The algorithm demonstrates fast absoulte convergence (the absolute error is the norm of the difference between the iterations): for all values of $\sigma_S$ it converged to the $10^{-6}$ tolerance level in fewer than 10 iterations. DSA converges faster for lower values of $\sigma_S$ (this result is consistent with Blake). However, the literature suggests that this algorithm is specifically targeted for $\sigma_S$ close to 1 as it outperforms a lot of other approaches such as source iteration (Blake 2016). It would be interesting to try out some other algorithms and compare the results and the convergence rate.
The values at the boundaries are not correctly solved for by the algorithm. This inconsistency might be caused by the accumulation of the numerical errors over the iterations.

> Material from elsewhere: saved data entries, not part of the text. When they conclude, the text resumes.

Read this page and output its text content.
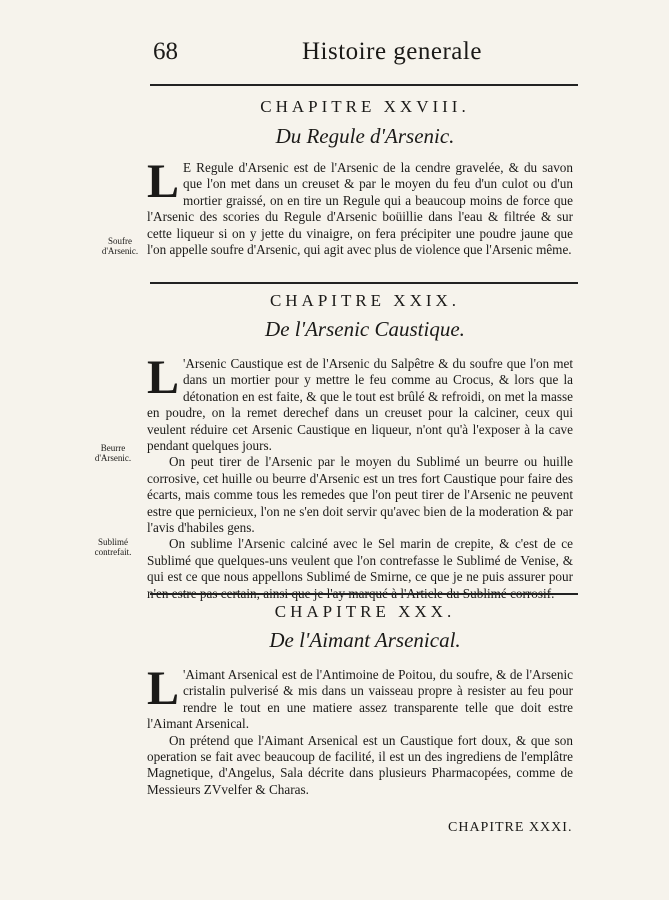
68	Histoire generale
CHAPITRE XXVIII.
Du Regule d'Arsenic.
L E Regule d'Arsenic est de l'Arsenic de la cendre gravelée, & du savon que l'on met dans un creuset & par le moyen du feu d'un culot ou d'un mortier graissé, on en tire un Regule qui a beaucoup moins de force que l'Arsenic des scories du Regule d'Arsenic boüillie dans l'eau & filtrée & sur cette liqueur si on y jette du vinaigre, on fera précipiter une poudre jaune que l'on appelle soufre d'Arsenic, qui agit avec plus de violence que l'Arsenic même.

Soufre d'Arsenic.
CHAPITRE XXIX.
De l'Arsenic Caustique.
L 'Arsenic Caustique est de l'Arsenic du Salpêtre & du soufre que l'on met dans un mortier pour y mettre le feu comme au Crocus, & lors que la détonation en est faite, & que le tout est brûlé & refroidi, on met la masse en poudre, on la remet derechef dans un creuset pour la calciner, ceux qui veulent réduire cet Arsenic Caustique en liqueur, n'ont qu'à l'exposer à la cave pendant quelques jours.

On peut tirer de l'Arsenic par le moyen du Sublimé un beurre ou huille corrosive, cet huille ou beurre d'Arsenic est un tres fort Caustique pour faire des écarts, mais comme tous les remedes que l'on peut tirer de l'Arsenic ne peuvent estre que pernicieux, l'on ne s'en doit servir qu'avec bien de la moderation & par l'avis d'habiles gens.

On sublime l'Arsenic calciné avec le Sel marin de crepite, & c'est de ce Sublimé que quelques-uns veulent que l'on contrefasse le Sublimé de Venise, & qui est ce que nous appellons Sublimé de Smirne, ce que je ne puis assurer pour n'en estre pas certain, ainsi que je l'ay marqué à l'Article du Sublimé corrosif.

Beurre d'Arsenic.
Sublimé contrefait.
CHAPITRE XXX.
De l'Aimant Arsenical.
L 'Aimant Arsenical est de l'Antimoine de Poitou, du soufre, & de l'Arsenic cristalin pulverisé & mis dans un vaisseau propre à resister au feu pour rendre le tout en une matiere assez transparente telle que doit estre l'Aimant Arsenical.

On prétend que l'Aimant Arsenical est un Caustique fort doux, & que son operation se fait avec beaucoup de facilité, il est un des ingrediens de l'emplâtre Magnetique, d'Angelus, Sala décrite dans plusieurs Pharmacopées, comme de Messieurs ZVvelfer & Charas.

CHAPITRE XXXI.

A potential next step would be to find a specific approach for the solutions close to the boundary.
In addition to testing other routines for solving the 1D neutron transport equation and enhancing solutions near the boundaries, adapting this routine for higher dimensions, such as 2D and 3D, is also of interest.
References:¶
Duderstadt, James "Nuclear Reactor Analysis", 1942 [ISBN 0-471-22363-8]
Blake, Jack "Domain Decomposition Methods for Nuclear Reactor Modelling with Diffusion Acceleration", 2016 [https://researchportal.bath.ac.uk/en/studentTheses/9ab4a25f-c342-4d18-b39a-40a25e8cf020]